Microfluidic technology refers to a reaction system which could handle a small amount of liquid or samples (10−9-10−18 L) in microchannels in the scale of tens to hundreds of microns (Whitesides, Nature (2006) 442:368-73). The first application of microfluidic technology in biochemical analysis is the research of capillary electrophoresis. Because of its rapid and high-throughput analysis capability on small sample volumes and its high sensitivity and integration, microfluidic technology has been introduced to research and analysis at the levels of molecules (e.g., nucleic acid, protein, etc.), cells, tissues and organisms.

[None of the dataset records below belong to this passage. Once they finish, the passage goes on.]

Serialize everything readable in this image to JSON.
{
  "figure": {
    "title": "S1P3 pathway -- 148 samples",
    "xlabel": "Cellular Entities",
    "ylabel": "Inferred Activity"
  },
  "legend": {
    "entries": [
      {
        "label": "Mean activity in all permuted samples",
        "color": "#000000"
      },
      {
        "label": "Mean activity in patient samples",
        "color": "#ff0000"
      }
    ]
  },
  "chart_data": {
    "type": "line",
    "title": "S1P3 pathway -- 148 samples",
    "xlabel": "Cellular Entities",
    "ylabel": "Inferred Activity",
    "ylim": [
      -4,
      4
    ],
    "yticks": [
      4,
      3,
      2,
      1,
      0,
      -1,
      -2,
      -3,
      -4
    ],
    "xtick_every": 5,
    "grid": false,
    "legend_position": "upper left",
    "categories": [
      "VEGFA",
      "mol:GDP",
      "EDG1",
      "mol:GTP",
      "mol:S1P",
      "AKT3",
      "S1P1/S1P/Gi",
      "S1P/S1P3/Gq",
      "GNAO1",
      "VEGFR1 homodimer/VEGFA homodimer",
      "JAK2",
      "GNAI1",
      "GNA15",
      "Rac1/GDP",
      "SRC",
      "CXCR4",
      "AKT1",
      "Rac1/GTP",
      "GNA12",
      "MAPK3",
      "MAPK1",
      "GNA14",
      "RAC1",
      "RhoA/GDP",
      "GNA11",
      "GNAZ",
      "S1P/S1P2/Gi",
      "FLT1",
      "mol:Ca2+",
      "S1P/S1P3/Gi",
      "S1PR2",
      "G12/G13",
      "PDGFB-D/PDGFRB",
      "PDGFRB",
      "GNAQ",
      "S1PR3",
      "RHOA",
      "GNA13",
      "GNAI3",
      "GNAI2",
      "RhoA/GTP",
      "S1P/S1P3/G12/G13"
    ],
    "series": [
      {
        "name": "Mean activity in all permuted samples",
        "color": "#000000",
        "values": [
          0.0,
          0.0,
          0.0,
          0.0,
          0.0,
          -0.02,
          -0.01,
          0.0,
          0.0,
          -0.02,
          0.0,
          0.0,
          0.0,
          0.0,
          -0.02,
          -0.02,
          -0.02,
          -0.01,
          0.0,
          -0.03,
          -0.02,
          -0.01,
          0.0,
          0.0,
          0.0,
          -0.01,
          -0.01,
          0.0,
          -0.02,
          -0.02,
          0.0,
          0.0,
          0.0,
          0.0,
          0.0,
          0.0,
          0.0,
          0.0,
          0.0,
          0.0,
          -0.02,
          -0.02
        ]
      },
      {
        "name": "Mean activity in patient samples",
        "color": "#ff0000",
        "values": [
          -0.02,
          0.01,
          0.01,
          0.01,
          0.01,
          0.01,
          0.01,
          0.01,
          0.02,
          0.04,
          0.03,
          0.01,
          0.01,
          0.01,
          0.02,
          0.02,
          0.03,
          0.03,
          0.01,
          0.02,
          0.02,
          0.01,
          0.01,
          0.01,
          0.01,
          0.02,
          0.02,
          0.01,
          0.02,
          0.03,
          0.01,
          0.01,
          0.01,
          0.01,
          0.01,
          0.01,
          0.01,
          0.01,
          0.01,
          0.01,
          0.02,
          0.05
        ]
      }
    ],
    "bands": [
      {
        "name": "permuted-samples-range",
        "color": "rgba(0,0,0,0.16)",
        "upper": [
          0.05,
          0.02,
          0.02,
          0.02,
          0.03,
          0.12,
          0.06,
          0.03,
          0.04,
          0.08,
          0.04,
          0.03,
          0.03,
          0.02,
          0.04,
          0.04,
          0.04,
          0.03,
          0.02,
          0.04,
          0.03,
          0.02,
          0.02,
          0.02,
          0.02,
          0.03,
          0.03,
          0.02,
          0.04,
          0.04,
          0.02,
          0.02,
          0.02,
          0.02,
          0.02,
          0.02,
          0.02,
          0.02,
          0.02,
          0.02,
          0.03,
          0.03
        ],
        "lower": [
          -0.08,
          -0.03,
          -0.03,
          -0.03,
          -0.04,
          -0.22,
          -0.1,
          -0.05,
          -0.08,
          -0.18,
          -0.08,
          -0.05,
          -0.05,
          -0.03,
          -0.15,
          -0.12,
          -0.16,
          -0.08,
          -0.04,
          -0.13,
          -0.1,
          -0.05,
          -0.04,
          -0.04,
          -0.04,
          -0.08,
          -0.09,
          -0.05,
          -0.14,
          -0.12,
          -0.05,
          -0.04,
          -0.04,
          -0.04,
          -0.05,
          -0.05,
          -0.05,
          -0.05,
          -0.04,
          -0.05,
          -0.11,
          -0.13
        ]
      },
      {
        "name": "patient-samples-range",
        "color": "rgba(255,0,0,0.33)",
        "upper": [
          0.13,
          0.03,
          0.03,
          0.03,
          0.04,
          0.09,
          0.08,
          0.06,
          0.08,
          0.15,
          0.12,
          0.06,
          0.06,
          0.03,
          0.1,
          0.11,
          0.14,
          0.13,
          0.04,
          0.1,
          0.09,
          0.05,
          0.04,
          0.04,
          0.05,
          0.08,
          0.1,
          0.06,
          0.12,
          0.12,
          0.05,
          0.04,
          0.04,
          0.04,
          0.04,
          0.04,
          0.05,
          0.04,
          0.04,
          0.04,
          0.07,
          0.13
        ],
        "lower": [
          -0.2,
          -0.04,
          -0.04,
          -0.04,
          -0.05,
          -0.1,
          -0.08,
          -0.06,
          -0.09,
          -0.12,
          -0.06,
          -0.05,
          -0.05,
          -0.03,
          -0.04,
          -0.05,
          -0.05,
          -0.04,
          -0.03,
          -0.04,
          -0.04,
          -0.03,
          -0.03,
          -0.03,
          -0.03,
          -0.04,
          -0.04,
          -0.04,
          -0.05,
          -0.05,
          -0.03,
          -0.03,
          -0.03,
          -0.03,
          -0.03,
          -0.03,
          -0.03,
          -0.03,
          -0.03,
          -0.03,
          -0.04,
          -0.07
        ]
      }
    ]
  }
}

Cell positioning in a research system is usually the basis for the mechanism study of cell physiology. For example, cells are usually restricted in a fixed position for stable experimental conditions and continuous observations, in the studies of cell metabolism, cell growth and development and cell-environment interactions, etc. In the meanwhile, the distribution of cells in some special studies is also important. For example, the signal transmission between neurons can be very different due to the different arrangement of cells. In addition, motility screening of specific cells, cell culture and dynamic monitoring of cell conditions are also indispensable for mechanism studies of cells. Currently, microfluidic technology has been widely used in cell positioning, cell sorting, culture medium displacement and cell detection. However, a microdevice integrating all aforementioned steps is yet to be developed. The demand for such devices is even more urgent in the field of in vitro fertilization (IVF). IVF is a process by which egg cells are fertilized by sperm outside the body. The technology has become important treatment for human infertility. The major steps of conventional IVF include gamete collection, sperm motility screening, oocytes fertilization, medium replacement and early embryo culture. Since all the steps are conducted in Petri dish or tubes except oocyte collection, it's difficult to maintain a hemostasis with stable temperature and humidity. Besides, the conventional method is labor-intensive and poorly integrated. Therefore, a microdevice integrating cell positioning, cell motility screening, cell interaction, medium replacement and cell dynamic monitoring would be beneficial for improved IVF and assisted reproductive technology.
A microfluidic device was disclosed for embryo handling in U.S. Pat. No. 6,193,647. A constriction structure is included in their microdevice and an embryo can be parked at a desired location with the design. However, this device failed to select a single embryo out of a group, and it's not convenient for positioning and retrieval when dealing with more than one embryo. Moreover, shear force can hardly be avoided due to the constriction structure. John R. Dodgson et al. disclosed an apparatus for manipulation of cell, embryo or oocyte (Chinese Patent Application No. 200480033049.1). A well array is set in the microchannel and a fluidic passage is introduced to each well. This apparatus is suitable for handling of a group of more than two cells with multiple wells. However, the communication between the cells in adjacent wells is highly limited without gaps between the wells and it's difficult to build up of beneficial auto/paracrine factors from cell-cell contact or cell-environment crosstalk.